Zaferler üzerinden hayata bağlanmak ve telafisi olmayan kayıpların yüreğe saplanan bıçak kesiği acısından bir umut çıkartmak, dünyadaki en zor ve en lanet işmiş.
Bunu içimde bu kadar net hissedebilmenin birçok yaşanmışlığı var elbette, iç içe geçirerek paylaşma sebebim ise hayat bir keşmekeş yumağından ibaret, düğümlenen her bir kulaç seni imtihan eden bir öğretmen ya da eğitmen.
Girdabın içinde olduğunuzu fark ettiğiniz anlarda, tarihin arşivlerinde yer eden acıların kayıpların ve geri dönüşü olmayan gidişlerin gerçekliğinde, takıntılarınızın utançlığıyla yüzleştiriyor sizi o eğitmen ve öğretmen olarak tabir ettiğimiz hayat.
İşin daha da ilginci, bunun mukayesesinde bile size gelgit yaşatan belki de tokat atmaktan utanmayan hayatın ta kendisidir.

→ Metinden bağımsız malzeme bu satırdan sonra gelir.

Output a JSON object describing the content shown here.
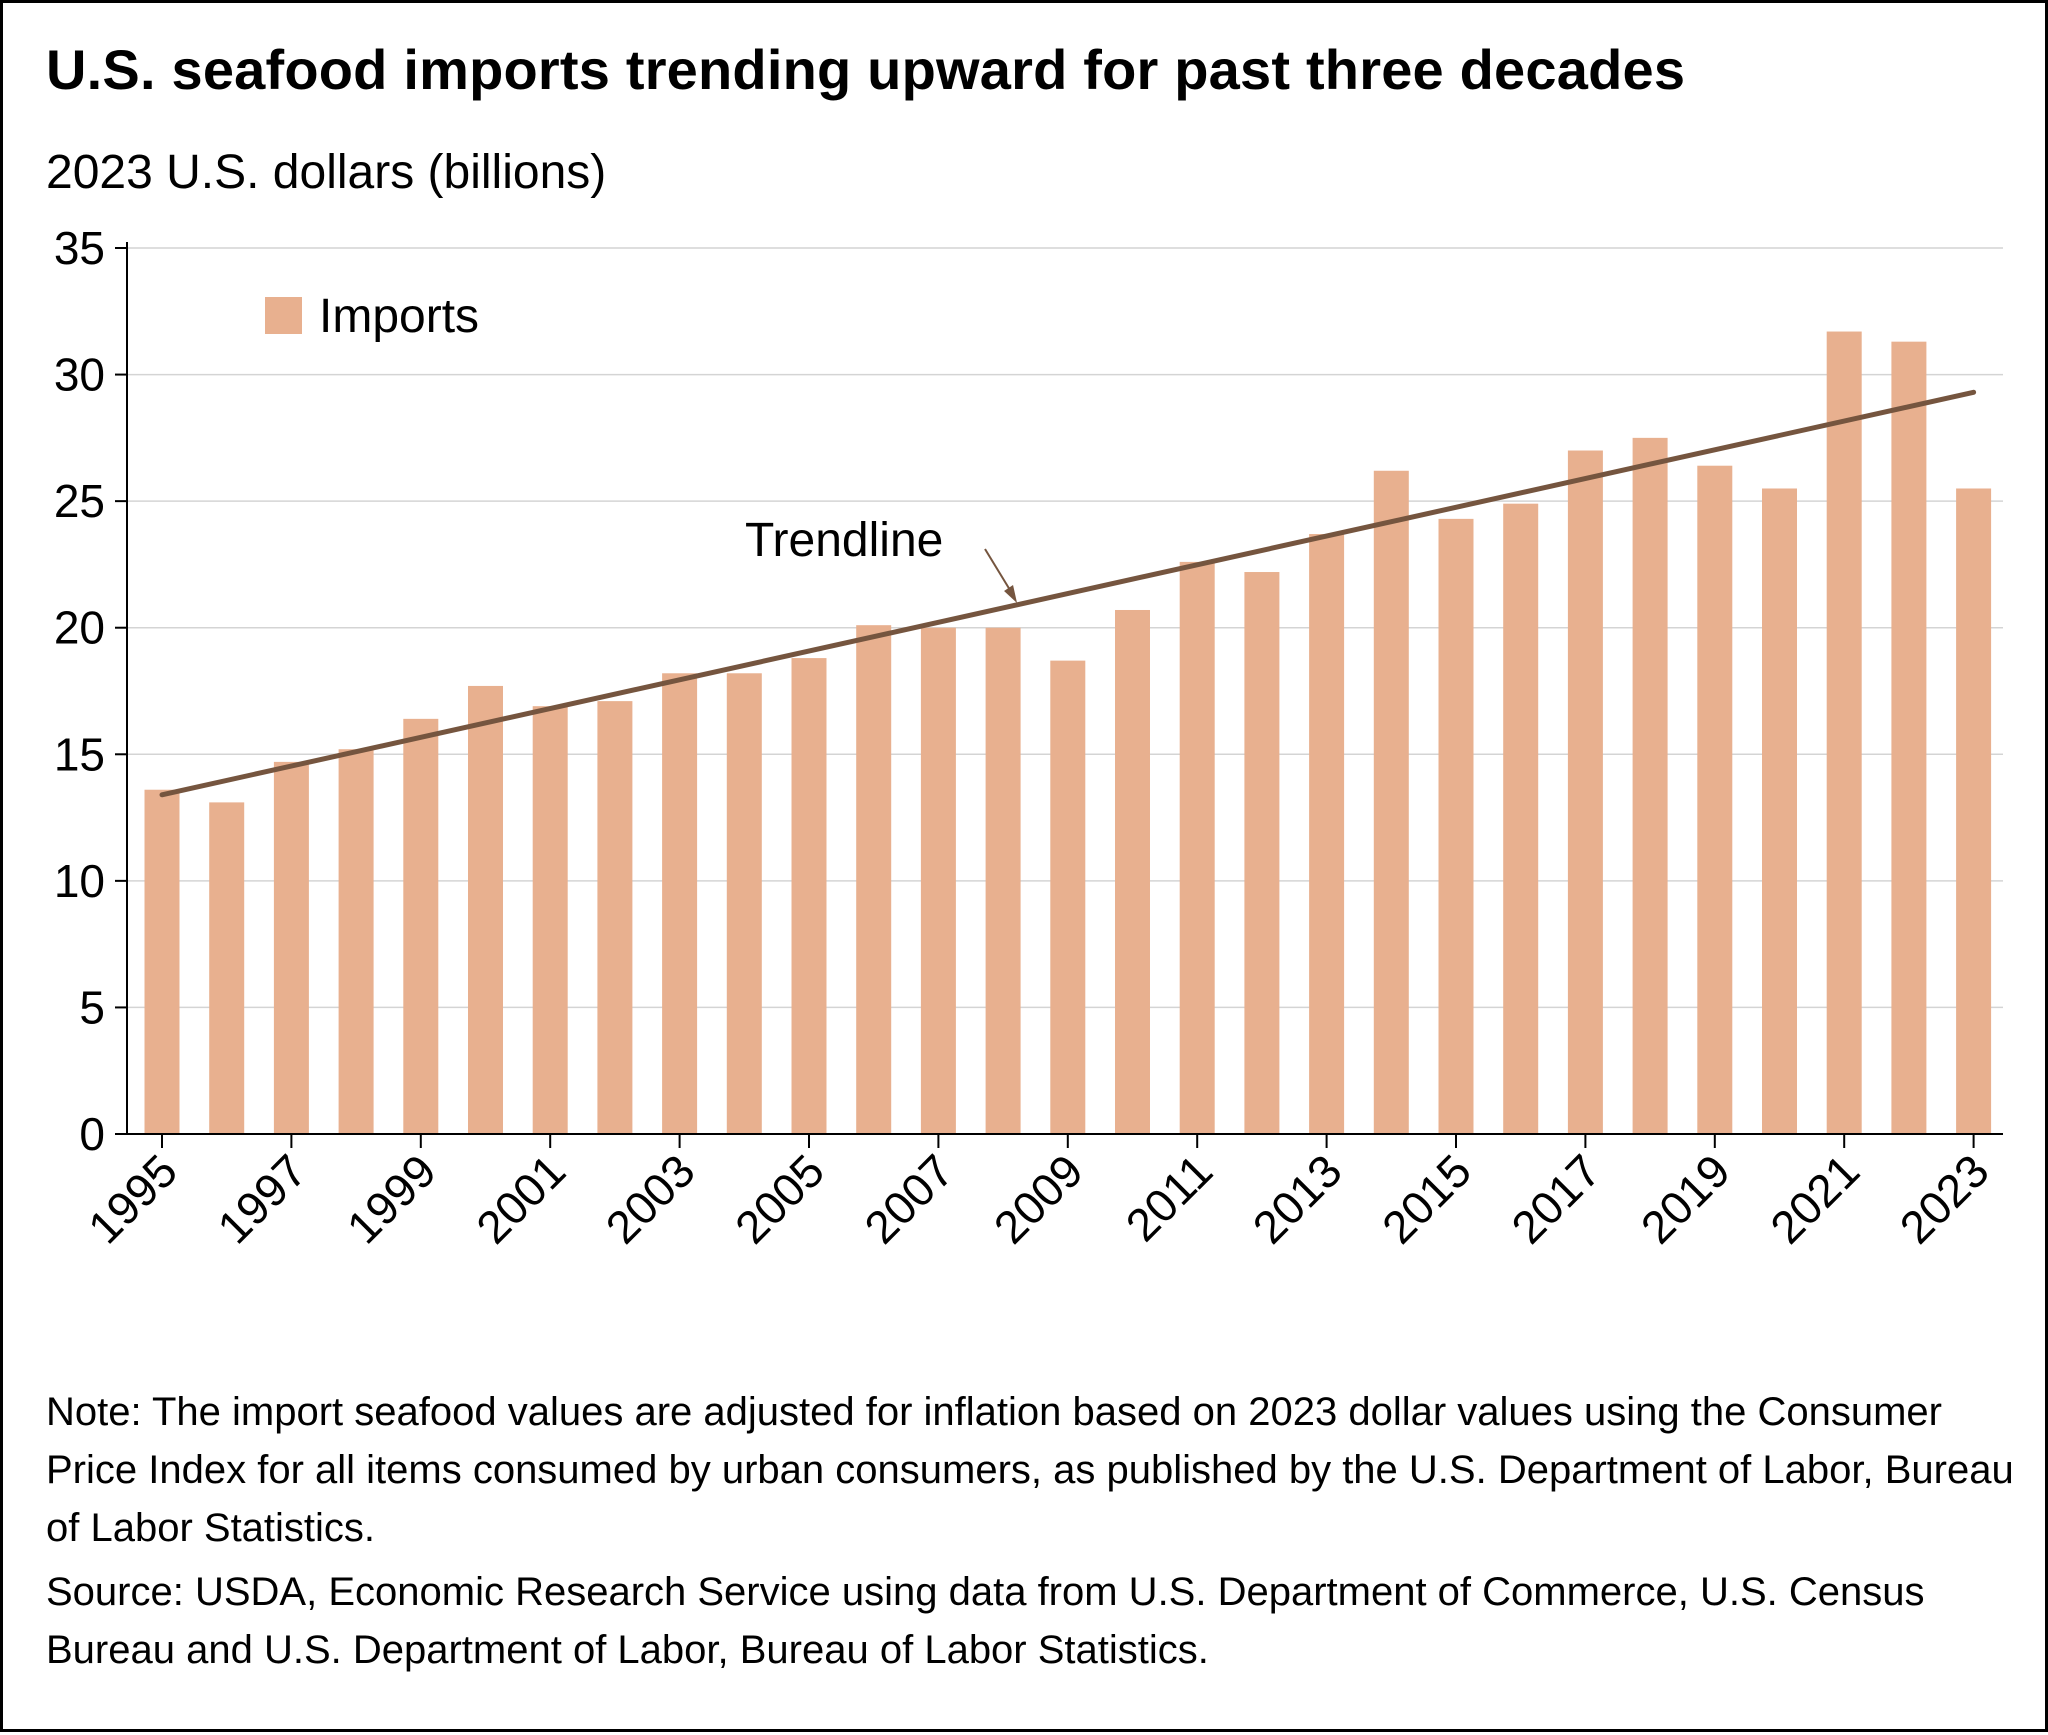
{
  "chart_data": {
    "type": "bar",
    "title": "U.S. seafood imports trending upward for past three decades",
    "ylabel": "2023 U.S. dollars (billions)",
    "xlabel": "",
    "ylim": [
      0,
      35
    ],
    "yticks": [
      "0",
      "5",
      "10",
      "15",
      "20",
      "25",
      "30",
      "35"
    ],
    "grid": true,
    "legend_position": "top-left",
    "categories": [
      "1995",
      "1996",
      "1997",
      "1998",
      "1999",
      "2000",
      "2001",
      "2002",
      "2003",
      "2004",
      "2005",
      "2006",
      "2007",
      "2008",
      "2009",
      "2010",
      "2011",
      "2012",
      "2013",
      "2014",
      "2015",
      "2016",
      "2017",
      "2018",
      "2019",
      "2020",
      "2021",
      "2022",
      "2023"
    ],
    "xtick_labels": [
      "1995",
      "1997",
      "1999",
      "2001",
      "2003",
      "2005",
      "2007",
      "2009",
      "2011",
      "2013",
      "2015",
      "2017",
      "2019",
      "2021",
      "2023"
    ],
    "series": [
      {
        "name": "Imports",
        "color": "#e8b08f",
        "values": [
          13.6,
          13.1,
          14.7,
          15.2,
          16.4,
          17.7,
          16.9,
          17.1,
          18.2,
          18.2,
          18.8,
          20.1,
          20.0,
          20.0,
          18.7,
          20.7,
          22.6,
          22.2,
          23.7,
          26.2,
          24.3,
          24.9,
          27.0,
          27.5,
          26.4,
          25.5,
          31.7,
          31.3,
          25.5
        ]
      }
    ],
    "trendline": {
      "label": "Trendline",
      "color": "#75553f",
      "start": {
        "x": "1995",
        "y": 13.4
      },
      "end": {
        "x": "2023",
        "y": 29.3
      }
    },
    "note": "Note: The import seafood values are adjusted for inflation based on 2023 dollar values using the Consumer Price Index for all items consumed by urban consumers, as published by the U.S. Department of Labor, Bureau of Labor Statistics.",
    "source": "Source: USDA, Economic Research Service using data from U.S. Department of Commerce, U.S. Census Bureau and U.S. Department of Labor, Bureau of Labor Statistics."
  }
}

Siz öğrencisiniz ya şiddetin utanmazlığı, pişkinliği ve ikiyüzlülüğü şu sarıldığımız hayatın en iyi kozlarıdır, iyi bir eğitimci olmakla övündüğü ve asla kendinden ödün vermeyen hayat!. Fakat hakkını vermemiz gerektiği yerlerde var, ödün vermemekle birlikte ara sıra ödül veriyor ama fitilli afilliğin de.
Dedim ya iç içe geçirerek paylaşma isteğimin sebebi bu, günün yaşam koşullarında verdiğimiz savaşın üzerimize yüklediği anlamsızca yarattığı psikolojik dirence bağlı rekabet ortamı, algımıza verdiği komut, çiğ bir insan profilinin gereksizliği kadar somut.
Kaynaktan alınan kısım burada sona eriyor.